Hätte man eine Zinsbindung von nur 5 Jahren gewählt, und die Annuität bei 1500 EUR belassen, wäre der Tilgungsanteil deutlich höher ausgefallen.

Dazu ein Szenario: Der oben genannten Kredit über 400.000 EUR wird mit einer Sollzinsbindung von über 5 Jahre zu 1,1% vereinbart und anschließend refinanziert. Nach fünf Jahren ist der Zins leider gestiegen, und für die nächsten 5 Jahre sind bereits 2,1% fällig. Wir haben Pech, der Zins steigt noch weiter und nach weiteren fünf Jahren sind 2,6% und dann 3,1% fällig. Im Vergleich zum fixierten Zins über 20 Jahre, schaut die Stückelung auf 5-Jahres-Perioden dann so aus:

  • Tilgung Gesamt: 247.934,52 EUR
  • Restschuld: 152.065,48 EUR
  • Gezahlte Zinsen: 112.065,48 EUR

Trotz dessen, dass die Zinsen über die Hälfte der Laufzeit höher lagen, als im ersten Beispiel, muss in diesem Fall fast 10.000 EUR weniger Zinsen gezahlt werden, womit die verbleibende Restschuld niedriger ausfällt.

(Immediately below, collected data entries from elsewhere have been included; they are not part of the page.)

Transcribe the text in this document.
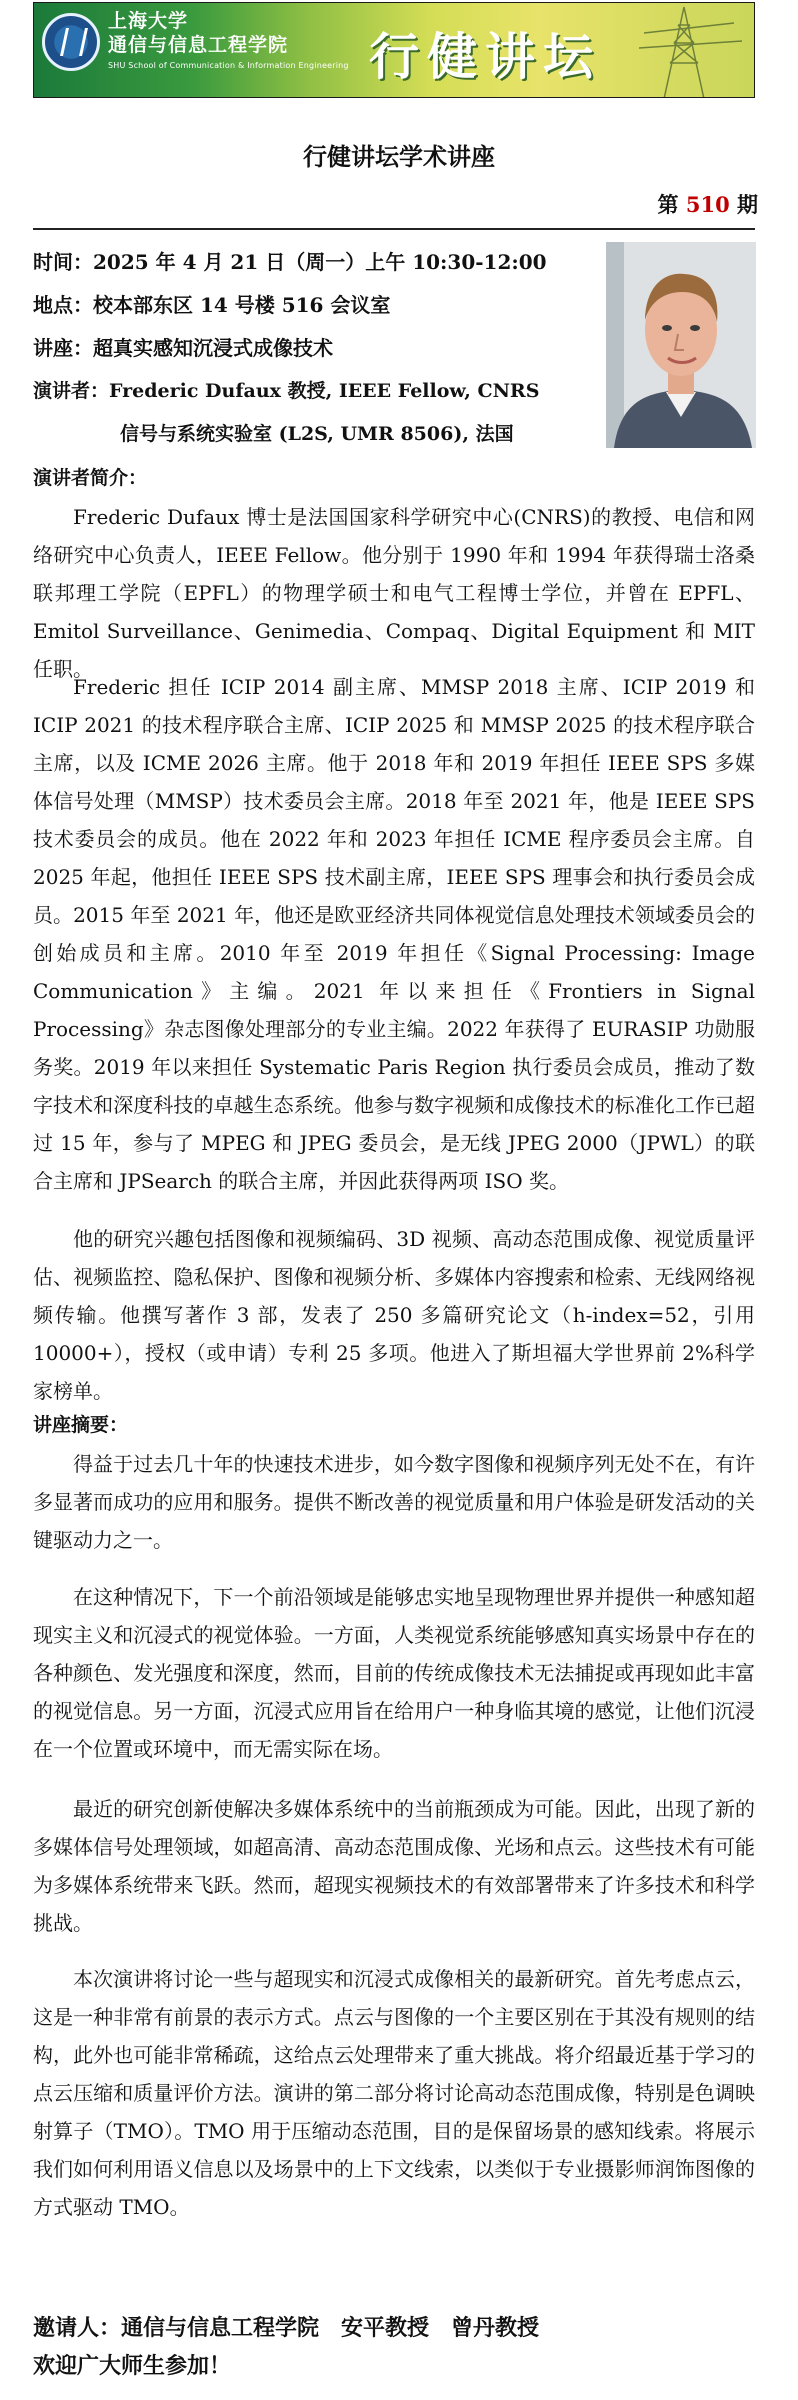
上海大学
通信与信息工程学院
SHU School of Communication & Information Engineering 行健讲坛
行健讲坛学术讲座
第 510 期
时间：2025 年 4 月 21 日（周一）上午 10:30-12:00
地点：校本部东区 14 号楼 516 会议室
讲座：超真实感知沉浸式成像技术
演讲者：Frederic Dufaux 教授, IEEE Fellow, CNRS
信号与系统实验室 (L2S, UMR 8506), 法国
演讲者简介：
Frederic Dufaux 博士是法国国家科学研究中心(CNRS)的教授、电信和网络研究中心负责人，IEEE Fellow。他分别于 1990 年和 1994 年获得瑞士洛桑联邦理工学院（EPFL）的物理学硕士和电气工程博士学位，并曾在 EPFL、Emitol Surveillance、Genimedia、Compaq、Digital Equipment 和 MIT 任职。
Frederic 担任 ICIP 2014 副主席、MMSP 2018 主席、ICIP 2019 和 ICIP 2021 的技术程序联合主席、ICIP 2025 和 MMSP 2025 的技术程序联合主席，以及 ICME 2026 主席。他于 2018 年和 2019 年担任 IEEE SPS 多媒体信号处理（MMSP）技术委员会主席。2018 年至 2021 年，他是 IEEE SPS 技术委员会的成员。他在 2022 年和 2023 年担任 ICME 程序委员会主席。自 2025 年起，他担任 IEEE SPS 技术副主席，IEEE SPS 理事会和执行委员会成员。2015 年至 2021 年，他还是欧亚经济共同体视觉信息处理技术领域委员会的创始成员和主席。2010 年至 2019 年担任《Signal Processing: Image Communication》主编。2021 年以来担任《Frontiers in Signal Processing》杂志图像处理部分的专业主编。2022 年获得了 EURASIP 功勋服务奖。2019 年以来担任 Systematic Paris Region 执行委员会成员，推动了数字技术和深度科技的卓越生态系统。他参与数字视频和成像技术的标准化工作已超过 15 年，参与了 MPEG 和 JPEG 委员会，是无线 JPEG 2000（JPWL）的联合主席和 JPSearch 的联合主席，并因此获得两项 ISO 奖。
他的研究兴趣包括图像和视频编码、3D 视频、高动态范围成像、视觉质量评估、视频监控、隐私保护、图像和视频分析、多媒体内容搜索和检索、无线网络视频传输。他撰写著作 3 部，发表了 250 多篇研究论文（h-index=52，引用 10000+），授权（或申请）专利 25 多项。他进入了斯坦福大学世界前 2%科学家榜单。
讲座摘要：
得益于过去几十年的快速技术进步，如今数字图像和视频序列无处不在，有许多显著而成功的应用和服务。提供不断改善的视觉质量和用户体验是研发活动的关键驱动力之一。
在这种情况下，下一个前沿领域是能够忠实地呈现物理世界并提供一种感知超现实主义和沉浸式的视觉体验。一方面，人类视觉系统能够感知真实场景中存在的各种颜色、发光强度和深度，然而，目前的传统成像技术无法捕捉或再现如此丰富的视觉信息。另一方面，沉浸式应用旨在给用户一种身临其境的感觉，让他们沉浸在一个位置或环境中，而无需实际在场。
最近的研究创新使解决多媒体系统中的当前瓶颈成为可能。因此，出现了新的多媒体信号处理领域，如超高清、高动态范围成像、光场和点云。这些技术有可能为多媒体系统带来飞跃。然而，超现实视频技术的有效部署带来了许多技术和科学挑战。
本次演讲将讨论一些与超现实和沉浸式成像相关的最新研究。首先考虑点云，这是一种非常有前景的表示方式。点云与图像的一个主要区别在于其没有规则的结构，此外也可能非常稀疏，这给点云处理带来了重大挑战。将介绍最近基于学习的点云压缩和质量评价方法。演讲的第二部分将讨论高动态范围成像，特别是色调映射算子（TMO）。TMO 用于压缩动态范围，目的是保留场景的感知线索。将展示我们如何利用语义信息以及场景中的上下文线索，以类似于专业摄影师润饰图像的方式驱动 TMO。
邀请人：通信与信息工程学院　安平教授　曾丹教授
欢迎广大师生参加！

Die Refinanzierung zu schlechteren Konditionen führt zu den Sprüngen bei den Zinsen, insgesamt fallen dennoch fast 10.000 EUR weniger Zinsen an.

Dieses Beispiel ging vom ungünstigen Fall, dem von steigenden Zinsen, aus. Würde das Zinsumfeld stabil bleiben, also bei 1,1%, würde es nach 20 Jahren wie folgt aussehen:

  • Tilgung Gesamt: 304.085,08 EUR
  • Restschuld: 95.914,92 EUR
  • Gezahlte Zinsen: 55.914,92 EUR
In einem langfristig stabilen Zinsumfeld finanziert man deutlich günstiger mit kurzen Sollzinsbindungen. Aber Vorsicht: Die Wahrscheinlichkeit, dass Zinsen über 20 Jahre konstant bleiben ist äußerst gering.

Fazit

Wer eine Immobilie finanzieren will, muss sich intensiv mit der Finanzierung und den äußeren Umständen, der (Geld-)Politik auseinandersetzen. Die Zinsen mögen noch so niedrig sein, aber aufgrund der hohen Kreditsummen und geringen Tilgungsraten stellen sie für sehr lange Zeit eine hohe Belastung dar. Viel wichtiger als niedrige Zinsen sind möglichst hohe Tilgungsraten. Kostenlose Sondertilgungen sollten immer ausgeschöpft werden. Eine hohe Sollzinsbindung muss wohl überlegt werden und speziell im Umfeld hoher Zinsen vermieden werden. Gleichzeitig bedeutet das nicht universell, dass in einem niedrigen Zinsumfeld sehr lange Sollzinsbindungen die beste Wahl sind.

 

Beitragsfoto: © Trifonenko Ivan / Fotolia.

1 Kommentar

  1. Die Zinsbindung hat die letzten Jahre immer Rendite gekostet, da die Zinsen durch die Politik der EZB immer weiter gedrückt wurden. Für die Zukunft denke ich allerdings, da die Zinsen schlicht und ergreifend nicht weiter sinken können, dass es besser ist sich eine länger Zinsbindung für sein Darlehen zu sichern. So kann man seine Schulden auch durch mehr Planungssicherheit besser tilgen.